J'interprète que l'on n'a pas déterminé qui doit payer. Il me reste le doute si peut-être ce qui reste à definir c'est la quantité d'argent que l'on doit verser. Probablement le contexte porrait l'éclaircir. Dans le dernier supposé la phrase resterait:* el apoyo financiero queda pendiente.* Et même j'ajouterais que cette phrase, étant ambigüe, pourrait servir les deux propos.


----------



## Issy Jaime Marques

JE dirais, plus simplement:

La carga financiera
ou
la asunción financiera

Qu'est ce que tu en dis

ISSY JAIME

j'avais oublié la suite

la asunción financiera queda por definir

Cordialement

ISSY JAIME


----------



## Steph.

Merci Wamba, c'est plus clair maintenant !


----------



## Wamba

Steph. said:


> Merci Wamba, c'est plus clair maintenant !


 
À ta disposition.


----------



## Carole844

Bonjour à vous tous!

Tengo que traducir lo siguiente y la verdad no he podido.... quisiera saber si alguno me puede dar una idea....
*
1. cette entreprice a comme principe directeur de fournir une prise en charge  équitable à ses différents groupes....

2. La question de la couverture retraite est en cours de réflexion1.

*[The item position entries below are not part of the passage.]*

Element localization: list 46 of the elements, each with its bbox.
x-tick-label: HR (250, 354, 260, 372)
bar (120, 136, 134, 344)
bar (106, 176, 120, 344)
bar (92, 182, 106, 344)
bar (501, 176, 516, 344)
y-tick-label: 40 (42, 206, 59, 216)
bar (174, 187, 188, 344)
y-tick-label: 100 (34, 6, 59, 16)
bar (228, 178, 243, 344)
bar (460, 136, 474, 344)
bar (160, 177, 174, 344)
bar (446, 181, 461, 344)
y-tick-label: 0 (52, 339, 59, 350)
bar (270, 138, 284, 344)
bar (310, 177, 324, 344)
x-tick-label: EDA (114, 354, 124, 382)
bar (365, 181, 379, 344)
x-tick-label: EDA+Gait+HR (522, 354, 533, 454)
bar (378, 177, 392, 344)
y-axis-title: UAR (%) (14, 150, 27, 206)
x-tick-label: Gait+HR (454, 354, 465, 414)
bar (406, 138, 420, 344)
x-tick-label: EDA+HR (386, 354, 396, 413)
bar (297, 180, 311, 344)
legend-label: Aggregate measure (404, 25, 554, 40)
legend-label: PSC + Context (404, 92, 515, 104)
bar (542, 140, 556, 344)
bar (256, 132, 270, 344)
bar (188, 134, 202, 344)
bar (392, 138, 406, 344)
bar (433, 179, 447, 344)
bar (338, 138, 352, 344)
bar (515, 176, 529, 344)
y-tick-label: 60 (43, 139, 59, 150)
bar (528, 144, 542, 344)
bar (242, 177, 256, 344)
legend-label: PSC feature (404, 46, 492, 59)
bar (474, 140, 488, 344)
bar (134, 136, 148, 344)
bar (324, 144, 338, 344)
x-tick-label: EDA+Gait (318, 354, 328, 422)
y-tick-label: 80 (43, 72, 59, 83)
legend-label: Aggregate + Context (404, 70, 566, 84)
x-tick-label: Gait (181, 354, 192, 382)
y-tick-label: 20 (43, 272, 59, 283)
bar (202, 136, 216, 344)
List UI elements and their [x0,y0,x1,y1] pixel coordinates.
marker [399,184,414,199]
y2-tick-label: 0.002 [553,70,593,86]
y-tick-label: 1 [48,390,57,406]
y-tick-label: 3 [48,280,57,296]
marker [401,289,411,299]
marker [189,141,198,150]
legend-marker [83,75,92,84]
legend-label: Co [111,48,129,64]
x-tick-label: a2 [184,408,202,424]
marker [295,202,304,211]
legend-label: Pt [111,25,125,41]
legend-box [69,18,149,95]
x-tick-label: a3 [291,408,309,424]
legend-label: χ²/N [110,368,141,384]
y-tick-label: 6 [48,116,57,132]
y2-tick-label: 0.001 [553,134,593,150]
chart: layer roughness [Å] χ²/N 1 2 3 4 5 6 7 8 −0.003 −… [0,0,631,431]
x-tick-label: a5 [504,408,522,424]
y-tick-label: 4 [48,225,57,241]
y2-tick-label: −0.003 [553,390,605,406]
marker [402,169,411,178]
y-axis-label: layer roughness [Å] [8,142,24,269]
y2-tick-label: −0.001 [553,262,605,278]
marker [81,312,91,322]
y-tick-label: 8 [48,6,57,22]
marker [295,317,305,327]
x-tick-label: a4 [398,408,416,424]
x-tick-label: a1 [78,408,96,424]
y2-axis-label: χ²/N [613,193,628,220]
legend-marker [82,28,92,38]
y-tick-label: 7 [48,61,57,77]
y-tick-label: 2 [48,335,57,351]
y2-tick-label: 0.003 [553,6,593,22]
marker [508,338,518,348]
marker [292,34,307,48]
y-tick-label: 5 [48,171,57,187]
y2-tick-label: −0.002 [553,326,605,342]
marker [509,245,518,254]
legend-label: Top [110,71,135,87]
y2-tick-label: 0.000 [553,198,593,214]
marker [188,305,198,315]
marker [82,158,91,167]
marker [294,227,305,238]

3. prise en charge sociale et médicale*

Muchas gracias


----------



## Gévy

Hola Carole y bienvenida al foro:

Tenemos recogidos en nuestro diccionario ( arriba de cada página del foro) todos estos hilos:
pour la prise en charge  (frais)
prise en charge
prise en charge
prise en charge (d'une personne)
prise en charge (médicale - sociale-financière)
prise en charge (réparation moteur)
Prise en charge (responsabilité)
prise en charge financière

Creo que te pueden ayudar a dar con la traducción.

Bisous,

Gévy


----------



## Carole844

Hola 

Muchas gracias por la respuesta... 

Carole


----------



## Emmaaa

Hola a todos:

Tengo dudas para traducir en español: "Les maladies chroniques appellent une prise en charge au long cours".
Pienso en: "Las enfermedades cronicas requieren un acompañamiento a largo plazo".

Pero no me parece exacto.

Muchas gracias por su ayuda


----------



## Cecilio

En el diccionario Larouse he encontrado que "prise en charge" puede traducirse por "cobertura social" (de la Seguridad Social).

Tal vez se refiera a eso.


----------



## juanelico

Hola Emmaaa,

Yo propongo "Las enfermedades sociales requieren una respaldo económico a largo plazo".

Un saludo.


----------



## juanelico

Rectifico: "Las enfermedades crónicas" y no "sociales".
Un saludo.


----------



## totor

La opción de Cecilio es correcta, pero es otra acepción de la misma locución.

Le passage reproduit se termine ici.